The game modes, of which we have not seen all, are all excellent in their own right. Stockpile plays out like a multiple flag CTF and is rather more frenetic than simple one-flag CTF for that very reason. Like the bastard child of King of the Hill and CTF, it's a riotous blend of tactics and madness that proves to be barnstorming fun. Then there's Headhunter. A free for all mode where every kill nets you a flaming skull, there are collection points scattered across the map and it's your job to deposit your skulls there for points. Some players will get greedy and trawl for more skulls before they go to cash them in, but seeing as skull hoarders are flagged on your HUD, it also leaves them more open to attack. It's manic, headless chicken stuff for much of the time, scrambling to gather skulls whilst still fending off opponents, and I absolutely love it!
Finally, there are two new levels on show here: Powerhouse, which is lining up to be Reach's version of High Ground, and Swordbase, a narrow, two base map of interlinking catwalks, stairways and sniping spots. Swordbase's navigation is a bit of a mess, but it's perfect for team games like CTF and the vertical nature of it's layout creates some very interesting combat dynamics indeed. But Powerhouse is the winner here, combining open air, expansive combat with tight, indoor spaces and enough by way of noticeable areas and landmarks for communicating teammates to instantly know where their buddies are.

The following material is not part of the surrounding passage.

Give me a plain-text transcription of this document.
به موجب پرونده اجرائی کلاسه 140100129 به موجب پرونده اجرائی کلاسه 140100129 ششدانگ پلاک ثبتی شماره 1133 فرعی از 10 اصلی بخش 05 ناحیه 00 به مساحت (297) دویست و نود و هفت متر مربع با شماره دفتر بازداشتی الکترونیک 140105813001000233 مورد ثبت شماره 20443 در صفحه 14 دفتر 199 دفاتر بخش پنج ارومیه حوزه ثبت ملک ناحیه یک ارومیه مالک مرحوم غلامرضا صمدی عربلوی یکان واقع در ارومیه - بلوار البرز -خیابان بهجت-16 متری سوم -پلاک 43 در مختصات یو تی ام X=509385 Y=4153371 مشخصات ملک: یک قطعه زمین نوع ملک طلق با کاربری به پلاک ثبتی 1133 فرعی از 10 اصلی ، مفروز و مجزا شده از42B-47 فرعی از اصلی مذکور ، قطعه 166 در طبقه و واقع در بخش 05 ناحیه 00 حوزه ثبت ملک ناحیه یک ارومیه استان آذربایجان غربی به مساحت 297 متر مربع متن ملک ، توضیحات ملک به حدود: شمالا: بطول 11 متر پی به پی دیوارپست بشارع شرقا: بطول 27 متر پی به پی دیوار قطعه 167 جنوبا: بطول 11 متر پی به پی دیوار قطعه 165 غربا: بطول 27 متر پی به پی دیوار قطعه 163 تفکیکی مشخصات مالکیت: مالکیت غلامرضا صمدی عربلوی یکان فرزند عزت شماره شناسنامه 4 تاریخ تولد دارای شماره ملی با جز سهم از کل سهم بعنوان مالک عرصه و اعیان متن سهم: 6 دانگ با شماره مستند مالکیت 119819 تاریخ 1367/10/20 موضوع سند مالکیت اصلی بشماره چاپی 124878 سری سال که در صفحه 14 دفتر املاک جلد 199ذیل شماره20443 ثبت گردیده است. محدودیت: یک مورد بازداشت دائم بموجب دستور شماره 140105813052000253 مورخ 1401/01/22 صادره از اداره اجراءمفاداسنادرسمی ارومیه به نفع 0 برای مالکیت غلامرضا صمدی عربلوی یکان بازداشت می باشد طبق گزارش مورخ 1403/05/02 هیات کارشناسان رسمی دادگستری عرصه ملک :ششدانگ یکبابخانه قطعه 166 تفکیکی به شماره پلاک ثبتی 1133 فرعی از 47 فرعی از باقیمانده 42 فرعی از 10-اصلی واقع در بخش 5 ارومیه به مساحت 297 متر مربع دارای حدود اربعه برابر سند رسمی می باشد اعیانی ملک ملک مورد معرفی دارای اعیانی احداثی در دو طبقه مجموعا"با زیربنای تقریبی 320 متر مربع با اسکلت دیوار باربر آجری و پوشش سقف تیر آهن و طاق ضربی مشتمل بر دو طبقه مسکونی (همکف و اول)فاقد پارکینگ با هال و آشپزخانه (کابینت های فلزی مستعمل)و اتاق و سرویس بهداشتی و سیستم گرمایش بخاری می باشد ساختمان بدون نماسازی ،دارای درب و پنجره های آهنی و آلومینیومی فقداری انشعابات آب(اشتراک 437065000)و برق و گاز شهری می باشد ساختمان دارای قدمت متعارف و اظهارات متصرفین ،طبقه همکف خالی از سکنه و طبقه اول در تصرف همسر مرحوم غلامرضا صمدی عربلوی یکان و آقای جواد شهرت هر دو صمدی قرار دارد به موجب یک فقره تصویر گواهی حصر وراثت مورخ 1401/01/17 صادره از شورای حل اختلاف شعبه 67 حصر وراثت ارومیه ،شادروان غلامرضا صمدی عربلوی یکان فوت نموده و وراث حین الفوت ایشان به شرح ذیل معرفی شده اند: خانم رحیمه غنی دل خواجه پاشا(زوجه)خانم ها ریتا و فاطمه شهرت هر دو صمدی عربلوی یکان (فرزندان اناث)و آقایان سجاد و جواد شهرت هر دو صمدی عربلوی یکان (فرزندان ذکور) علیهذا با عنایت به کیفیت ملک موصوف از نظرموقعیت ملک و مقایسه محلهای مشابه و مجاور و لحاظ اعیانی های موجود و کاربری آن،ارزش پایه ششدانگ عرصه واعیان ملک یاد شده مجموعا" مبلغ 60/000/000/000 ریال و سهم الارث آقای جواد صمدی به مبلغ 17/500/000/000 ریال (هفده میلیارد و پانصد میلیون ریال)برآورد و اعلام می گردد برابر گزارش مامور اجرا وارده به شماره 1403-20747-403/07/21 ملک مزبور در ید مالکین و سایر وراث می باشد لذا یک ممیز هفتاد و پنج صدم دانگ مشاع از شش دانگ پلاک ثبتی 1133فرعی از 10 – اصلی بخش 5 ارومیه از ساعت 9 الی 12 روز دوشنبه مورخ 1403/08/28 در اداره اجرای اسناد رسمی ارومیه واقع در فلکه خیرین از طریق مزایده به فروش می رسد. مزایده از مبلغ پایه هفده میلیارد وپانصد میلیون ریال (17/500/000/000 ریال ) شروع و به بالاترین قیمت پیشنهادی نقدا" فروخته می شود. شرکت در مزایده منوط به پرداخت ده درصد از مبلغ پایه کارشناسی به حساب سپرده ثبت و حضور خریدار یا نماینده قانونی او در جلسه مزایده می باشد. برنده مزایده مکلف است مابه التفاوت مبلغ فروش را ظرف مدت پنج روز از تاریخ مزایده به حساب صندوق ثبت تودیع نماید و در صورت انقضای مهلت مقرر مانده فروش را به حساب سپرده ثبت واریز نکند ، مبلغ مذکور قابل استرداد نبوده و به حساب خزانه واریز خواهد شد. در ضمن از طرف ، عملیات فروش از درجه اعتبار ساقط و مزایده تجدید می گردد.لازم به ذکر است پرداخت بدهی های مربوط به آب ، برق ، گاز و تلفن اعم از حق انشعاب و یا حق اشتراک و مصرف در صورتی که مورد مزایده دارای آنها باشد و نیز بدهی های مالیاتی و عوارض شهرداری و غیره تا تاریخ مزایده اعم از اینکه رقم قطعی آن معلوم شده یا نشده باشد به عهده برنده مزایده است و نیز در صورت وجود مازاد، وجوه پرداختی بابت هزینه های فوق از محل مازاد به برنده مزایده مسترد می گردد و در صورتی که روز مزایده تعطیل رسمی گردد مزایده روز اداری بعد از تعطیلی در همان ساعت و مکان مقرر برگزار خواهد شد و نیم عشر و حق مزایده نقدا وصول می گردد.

So what can we say about the Reach beta so far? Well, as yet Bungie have played it pretty safe and that's not hugely surprising - if it ain't broke.... However, the new gameplay elements - the armour abilities especially - are a wonderful touch and add a lot more depth to the Slayer experience. The new game modes we've seen so far a hugely enjoyable and I for one cannot wait to get to grips with Invasion. The tweaks and additions are an improvement for the series, then, but not groundbreaking in terms of the rest of the industry, and it will certainly be interesting to see how the other new modes and levels stack up and also how the single-player experience fits into all of this. Bungie have time on their hands, and a little more work to do, but one thing is for sure: this little teaser test is whipping up a Halo frenzy beyond the rabid fanboys that is sure to carry into the Autumn. An enticing, if not quite mindblowing introduction to Halo: Reach.